Sustained inflammatory reactions can lead to organ failure

The immune system uses inflammatory processes to keep pathogens in check, to detect damaged tissue, and then repair it.
In sustained inflammatory reactions, however, there are dangerous consequences -including blood poisoning or organ failure.
"The transcriptional regulator ATF3 acts to reduce these inflammatory reactions by suppressing the activation of inflammatory genes following excessive stimulation of immunoreceptors," reports Dr. De Nardo.

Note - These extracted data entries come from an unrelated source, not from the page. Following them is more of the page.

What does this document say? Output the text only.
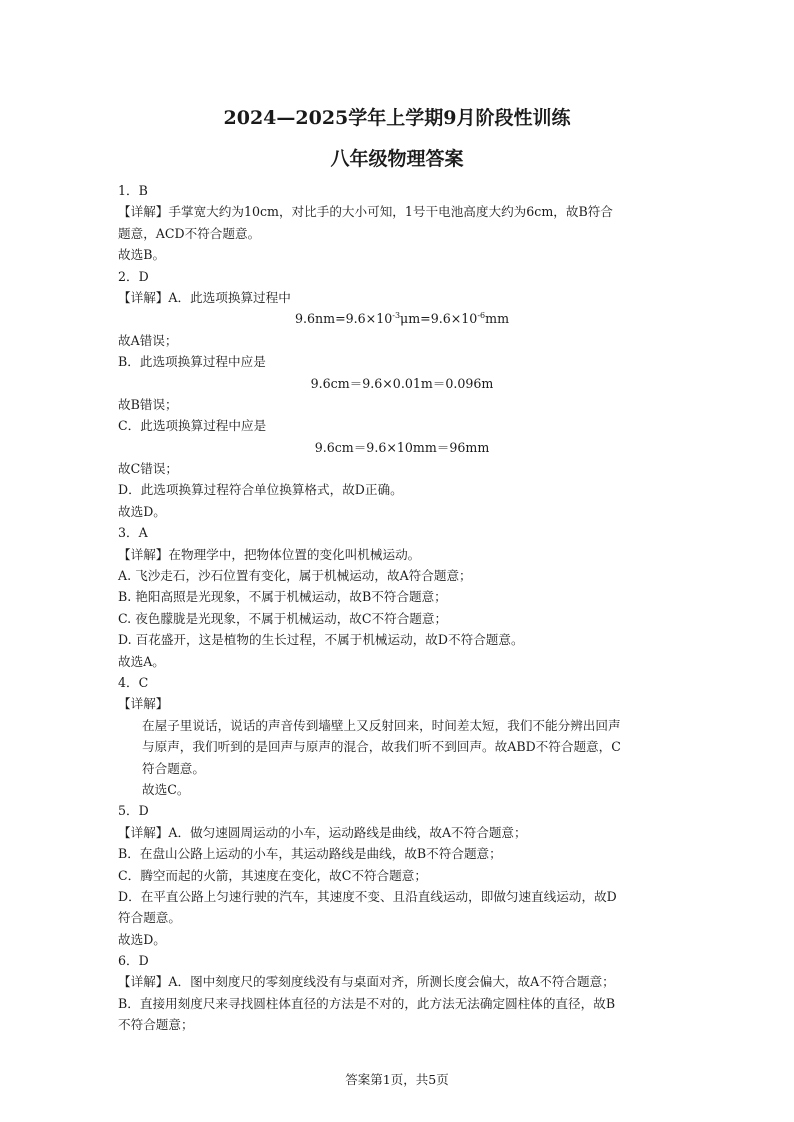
2024—2025学年上学期9月阶段性训练
八年级物理答案
1．B
【详解】手掌宽大约为10cm，对比手的大小可知，1号干电池高度大约为6cm，故B符合
题意，ACD不符合题意。
故选B。
2．D
【详解】A．此选项换算过程中
$9.6nm=9.6\times 10^{-3}\mu m=9.6\times 10^{-6}mm$
故A错误；
B．此选项换算过程中应是
9.6cm＝9.6×0.01m＝0.096m
故B错误；
C．此选项换算过程中应是
9.6cm＝9.6×10mm＝96mm
故C错误；
D．此选项换算过程符合单位换算格式，故D正确。
故选D。
3．A
【详解】在物理学中，把物体位置的变化叫机械运动。
A. 飞沙走石，沙石位置有变化，属于机械运动，故A符合题意；
B. 艳阳高照是光现象，不属于机械运动，故B不符合题意；
C. 夜色朦胧是光现象，不属于机械运动，故C不符合题意；
D. 百花盛开，这是植物的生长过程，不属于机械运动，故D不符合题意。
故选A。
4．C
【详解】
在屋子里说话，说话的声音传到墙壁上又反射回来，时间差太短，我们不能分辨出回声
与原声，我们听到的是回声与原声的混合，故我们听不到回声。故ABD不符合题意，C
符合题意。
故选C。
5．D
【详解】A．做匀速圆周运动的小车，运动路线是曲线，故A不符合题意；
B．在盘山公路上运动的小车，其运动路线是曲线，故B不符合题意；
C．腾空而起的火箭，其速度在变化，故C不符合题意；
D．在平直公路上匀速行驶的汽车，其速度不变、且沿直线运动，即做匀速直线运动，故D
符合题意。
故选D。
6．D
【详解】A．图中刻度尺的零刻度线没有与桌面对齐，所测长度会偏大，故A不符合题意；
B．直接用刻度尺来寻找圆柱体直径的方法是不对的，此方法无法确定圆柱体的直径，故B
不符合题意；
答案第1页，共5页
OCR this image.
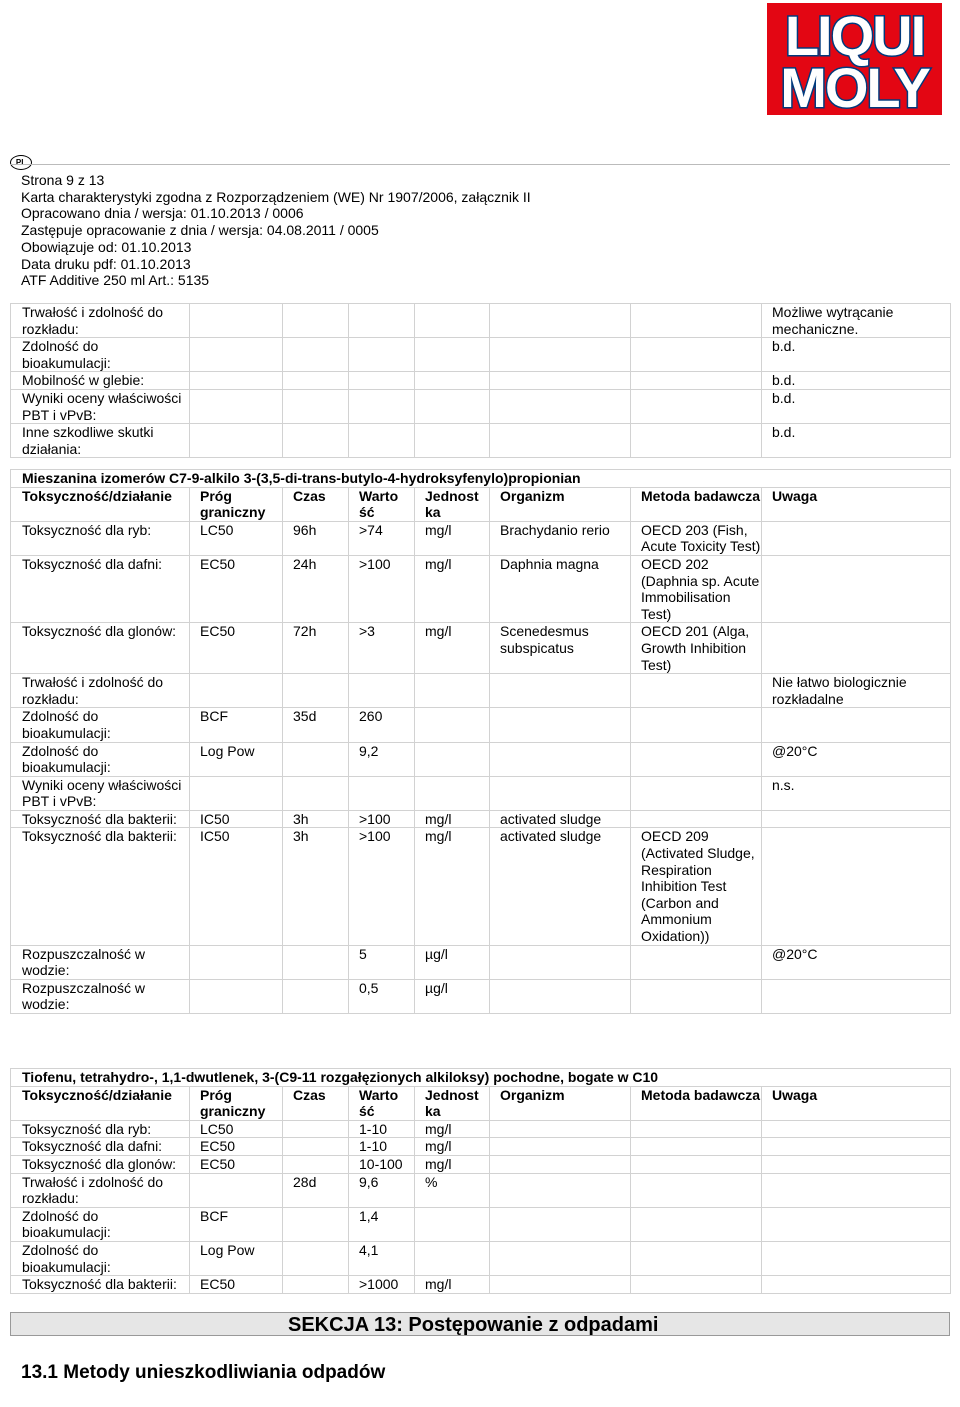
LIQUI
MOLY
PL
Strona 9 z 13
Karta charakterystyki zgodna z Rozporządzeniem (WE) Nr 1907/2006, załącznik II
Opracowano dnia / wersja: 01.10.2013 / 0006
Zastępuje opracowanie z dnia / wersja: 04.08.2011 / 0005
Obowiązuje od: 01.10.2013
Data druku pdf: 01.10.2013
ATF Additive 250 ml Art.: 5135
Trwałość i zdolność do rozkładu:							Możliwe wytrącanie mechaniczne.
Zdolność do bioakumulacji:							b.d.
Mobilność w glebie:							b.d.
Wyniki oceny właściwości PBT i vPvB:							b.d.
Inne szkodliwe skutki działania:							b.d.
Mieszanina izomerów C7-9-alkilo 3-(3,5-di-trans-butylo-4-hydroksyfenylo)propionian							
Toksyczność/działanie	Próg graniczny	Czas	Warto ść	Jednost ka	Organizm	Metoda badawcza	Uwaga
Toksyczność dla ryb:	LC50	96h	>74	mg/l	Brachydanio rerio	OECD 203 (Fish, Acute Toxicity Test)	
Toksyczność dla dafni:	EC50	24h	>100	mg/l	Daphnia magna	OECD 202 (Daphnia sp. Acute Immobilisation Test)	
Toksyczność dla glonów:	EC50	72h	>3	mg/l	Scenedesmus subspicatus	OECD 201 (Alga, Growth Inhibition Test)	
Trwałość i zdolność do rozkładu:							Nie łatwo biologicznie rozkładalne
Zdolność do bioakumulacji:	BCF	35d	260				
Zdolność do bioakumulacji:	Log Pow		9,2				@20°C
Wyniki oceny właściwości PBT i vPvB:							n.s.
Toksyczność dla bakterii:	IC50	3h	>100	mg/l	activated sludge		
Toksyczność dla bakterii:	IC50	3h	>100	mg/l	activated sludge	OECD 209 (Activated Sludge, Respiration Inhibition Test (Carbon and Ammonium Oxidation))	
Rozpuszczalność w wodzie:			5	µg/l			@20°C
Rozpuszczalność w wodzie:			0,5	µg/l			
Tiofenu, tetrahydro-, 1,1-dwutlenek, 3-(C9-11 rozgałęzionych alkiloksy) pochodne, bogate w C10							
Toksyczność/działanie	Próg graniczny	Czas	Warto ść	Jednost ka	Organizm	Metoda badawcza	Uwaga
Toksyczność dla ryb:	LC50		1-10	mg/l			
Toksyczność dla dafni:	EC50		1-10	mg/l			
Toksyczność dla glonów:	EC50		10-100	mg/l			
Trwałość i zdolność do rozkładu:		28d	9,6	%			
Zdolność do bioakumulacji:	BCF		1,4				
Zdolność do bioakumulacji:	Log Pow		4,1				
Toksyczność dla bakterii:	EC50		>1000	mg/l			
SEKCJA 13: Postępowanie z odpadami
13.1 Metody unieszkodliwiania odpadów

In the end, high-density lipoprotein (HDL) is responsible for down regulating the inflammatory reactions, via the activation of ATF3.
"To put it simply, high HDL levels in blood are an important protective factor against sustained inflammation," summarizes Prof. Latz.

"Our studies also indicate that the amount of HDL in blood alone is not decisive for the protective function of HDL, but that the anti-inflammatory function is probably more important.
These results also suggest a molecular approach for treating inflammation in other widespread diseases, such as diabetes," sums up Prof. Latz.